Marybeth Hicks“Hey, Mom. Check out the tacky Christmas house,” my daughter says as we drive home from the grocery store. “They’ve already started putting out all their junky decorations, and it isn’t even Thanksgiving yet.”
Ah, yes. The humbling moment when you realize you are raising a holiday snob.
Clearly, I’ve spent too much time through the years driving around town bashing the early onset of lights and lawn ornaments that pop up in mid-November.
In my effort to observe Thanksgiving - my favorite holiday because there are no gifts, no lights and no incessant Thanksgiving songs - I’ve conveyed to my children that there is moral high ground on which to stand, holiday decor-wise.
So Amy’s snarky comment doesn’t surprise me as we drive past the house whose owner has collected what seems to be every light-up plastic creche, every life-sized Santa-and-his-reindeer display and every inflatable snowman ever sold at Wal-Mart.
Worse, there appears to be no logical placement for all this stuff. It’s scattered across an expansive side yard in an arrangement recalling an obstacle course for elves or perhaps an all-Christmas yard sale.
Extension cords crisscross the lawn like snakes. Everything lights up, causing one to speculate on the energy dependence America suffers from this holiday display alone. And it doesn’t just light up through December. It stays lit past Valentine’s Day.
Typically, I would respond to Amy’s remark with an equally condescending, if not socially correct, reply, such as, “Well, some people just can’t wait to pull their giant aluminum snowflakes out of storage and set them up on the roof with plywood sawhorses and bright orange extension cords. Who are we to judge?”
Tempted though I am to pile on my holiday snobbery, I don’t do it.
Instead, I tell Amy about the ad campaign taking place for the American Humanist Association - in which Metro buses sport placards depicting a cool dude in a Santa suit saying, “Why believe in a god? Just be good for goodness sake.”
In an effort to teach Amy skills in media literacy, we talk about what the ad means and why the humanists launched their campaign.
We speculate on what their goals are. We talk about why they used a traditional image of Christmas - the Santa suit - and Christmas colors of red and green.
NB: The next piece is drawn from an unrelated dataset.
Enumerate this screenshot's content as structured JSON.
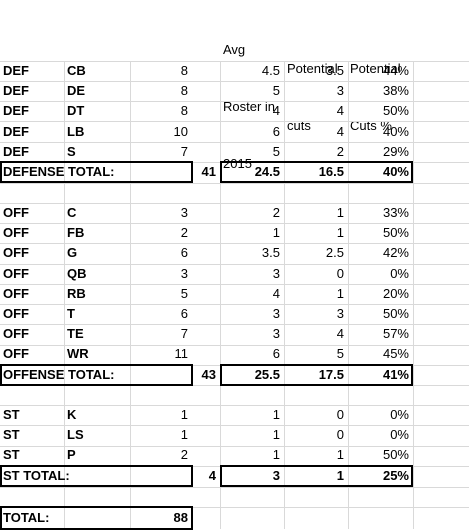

We discuss why they didn’t put the name of their group on the ads, only a Web address for the ad campaign.
It’s a lot to absorb, but even an 11-year-old can figure it out.
Amy concludes the humanists may want to promote “being good,” but they also want to spread disbelief in God. While they’re at it, they seem to disrespect the traditions of Christmas by using images that evoke the Christian holiday in their campaign.